Type 3 von Willebrand disease (VWD) is rare, but this form of the disease is associated with severe bleeding, particularly in muscles and joints, a bleeding disorders expert said.
“There’s a virtually complete deficiency in von Willebrand factor [in type 3 disease], so usually it’s defined as below 5 or in some studies below 3 IU/dL, but also due to the very low levels of von Willebrand factor, there’s also a very low level of factor VIII,” said Jeroen Eikenboom, MD, PhD, from Leiden (the Netherlands) University Medical Center.
“The inheritance pattern is autosomal recessive, and the prevalence is about 1 in a million,” he said during the annual congress of the European Association for Haemophilia and Allied Disorders.
Erik Adolf von Willenbrand, MD, PhD, first described this form of VWD in a family from the Åland Islands, an autonomous region of Finland. The disease, later discovered to be caused in this family by a cytosine deletion in exon 18 of the von Willebrand factor (VWF) gene, was associated with fatal bleeding events in several family members.
“As VWF is the carrier protein of factor VIII, the very low VWF level leads to a strongly reduced factor VIII level, comparable to the levels seen in mild to moderate hemophilia A. As a consequence, VWD type 3 has the combined characteristics of a primary as well as a secondary hemostasis defect,” Dr. Eikenboom explained in an abstract accompanying his talk.

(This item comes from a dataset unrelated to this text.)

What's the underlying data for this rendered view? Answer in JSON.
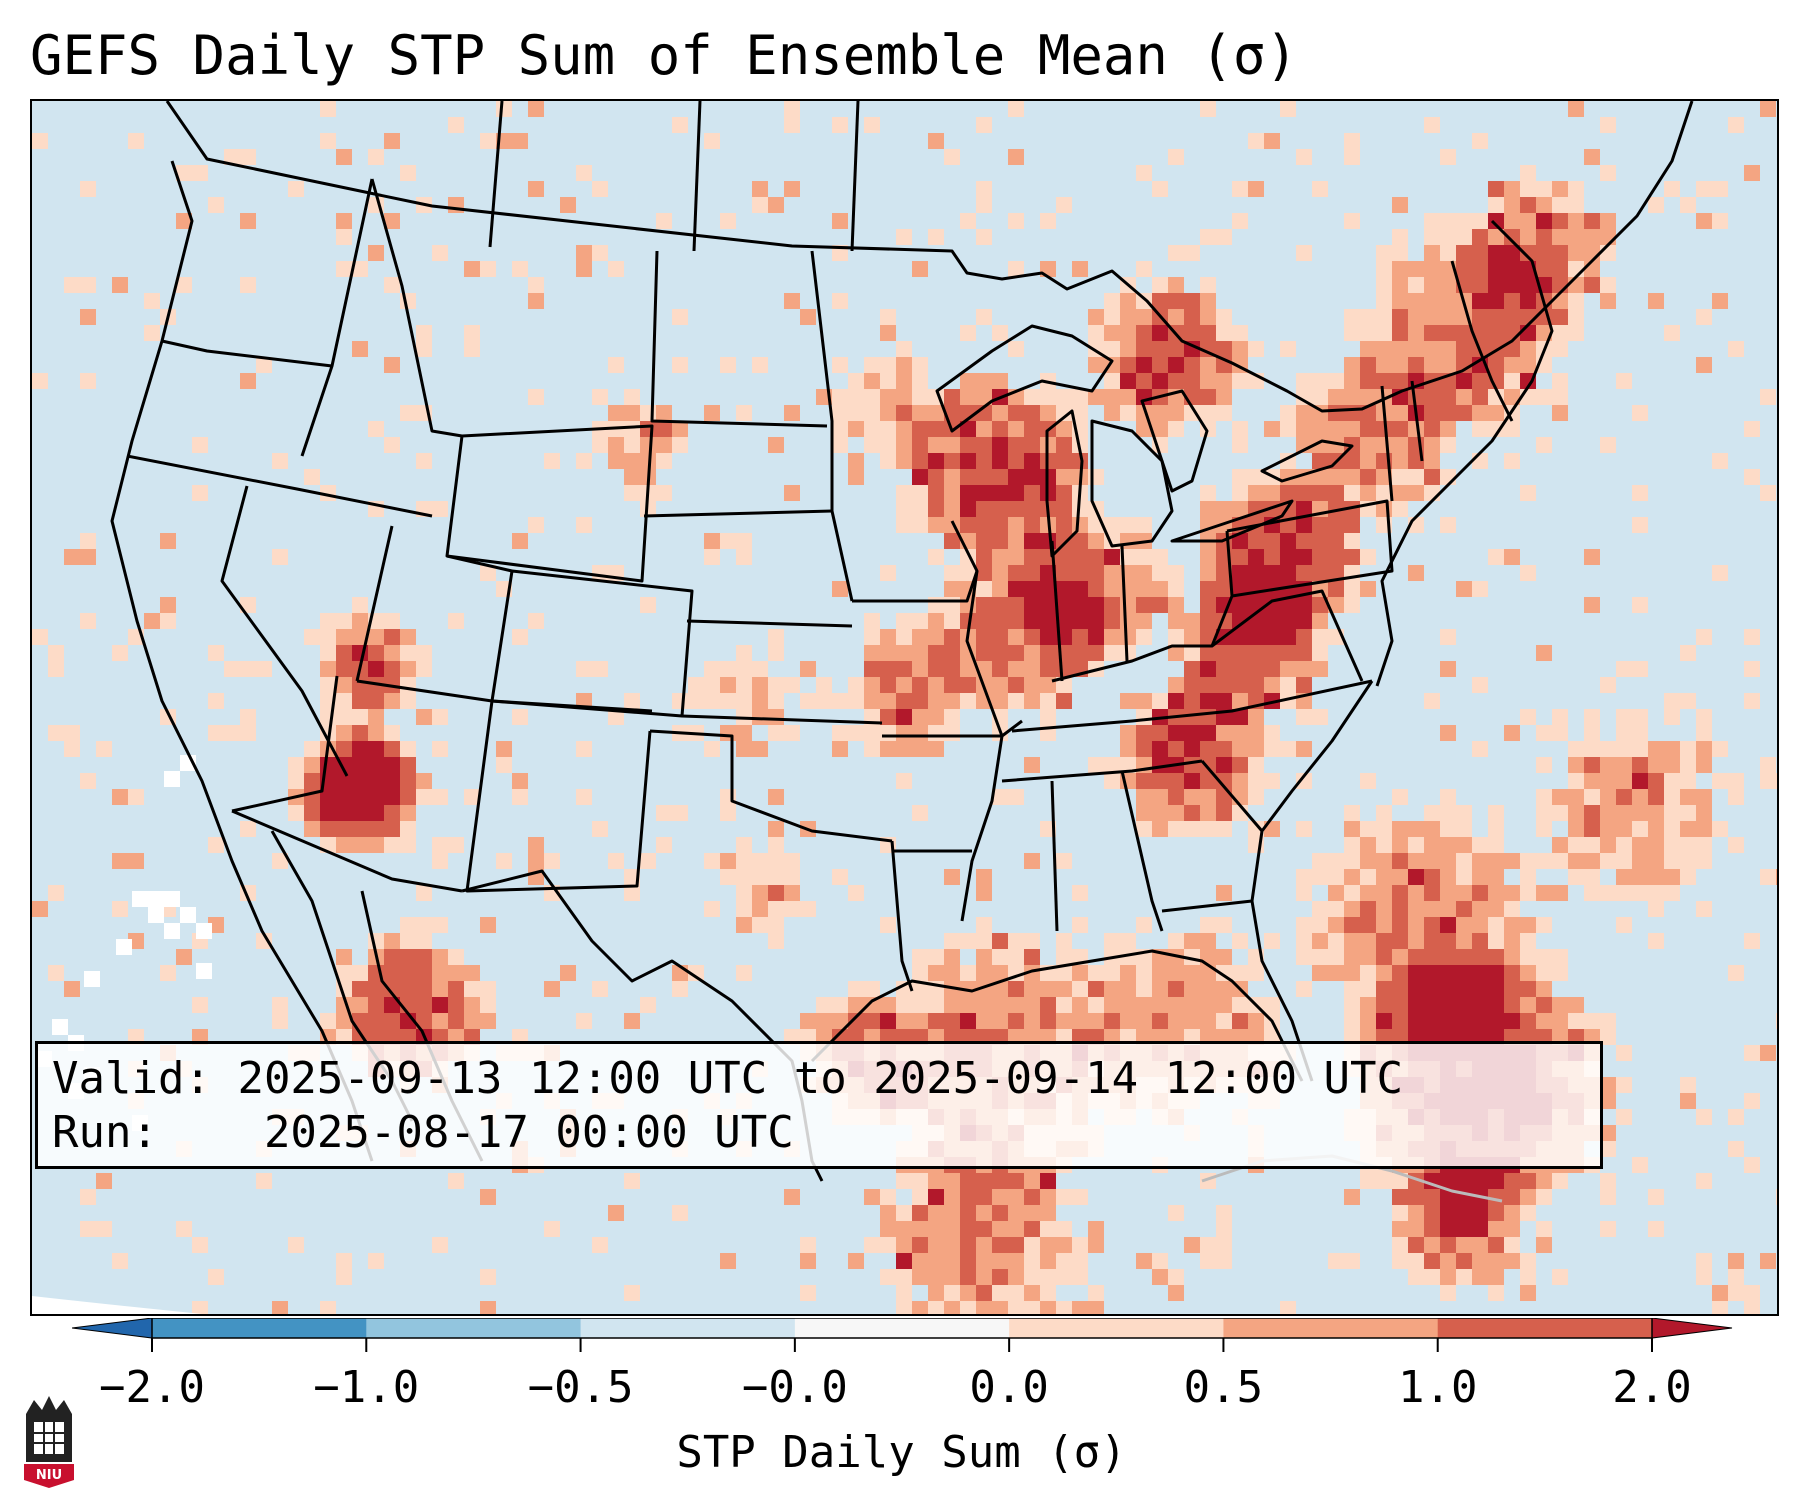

Compared with VWD type 1 or 2, type 3 VWD is associated with bleeding episodes more commonly seen in patients with hemophilia A, notably mucocutaneous bleeding, bleeding after trauma or during surgery, and bleeding into joints and/or muscles.
Treatment
The goals of treatment for patients with type 3 VWD are to correct the dual hemostasis defects of impaired platelet adhesion because of low VWF levels, and the intrinsic coagulation defect because of levels of factor VIII.
Desmopressin is not effective in type 3 VWD, Dr. Eikenboom said, so treatment requires the use of either plasma-derived VWF, with or without factor VIII, or recombinant VWF.
In the United States, the only standalone VWF concentrate approved by the Food and Drug Administration is a recombinant product (Vonvendi), Three other human plasma–derived concentrates containing both VWF and factor VIII are also licensed (Alpanate, Humate-P, Wilate).
Clinicians prescribing the combined factor concentrates need to be aware of differences in pharmacokinetics between the products.
For example, following infusion of Wilate, which has equal amounts of von Willebrand factor and factor VIII, there is an increase in circulation of both von Willebrand factor and factor VIII and a similar decline in each factor over time.
In contrast, following an infusion of Humate-P, which contains lower levels of factor VIII, “interestingly, you see a secondary rise of factor VIII in Humate-P–infused patients, whereas the secondary rise is not visible in the Wilate patients,” he said.
Approximately 22% of patients with type 3 VWD also receive prophylaxis with VWF concentrate, which has been shown to decrease the median annualized bleeding rate from 25% to 6.1%.
Dr. Eikenboom cautioned that 5%-10% of patients with type 3 VWD may develop allo-antibodies against VWF concentrates, which can complicate treatment and carries risk of anaphylactic shock.
“It’s also been mentioned in literature that there may be an association with partial or complete von Willebrand factor gene deletions or nonsense mutations and the development of allo-antibodies,” he said.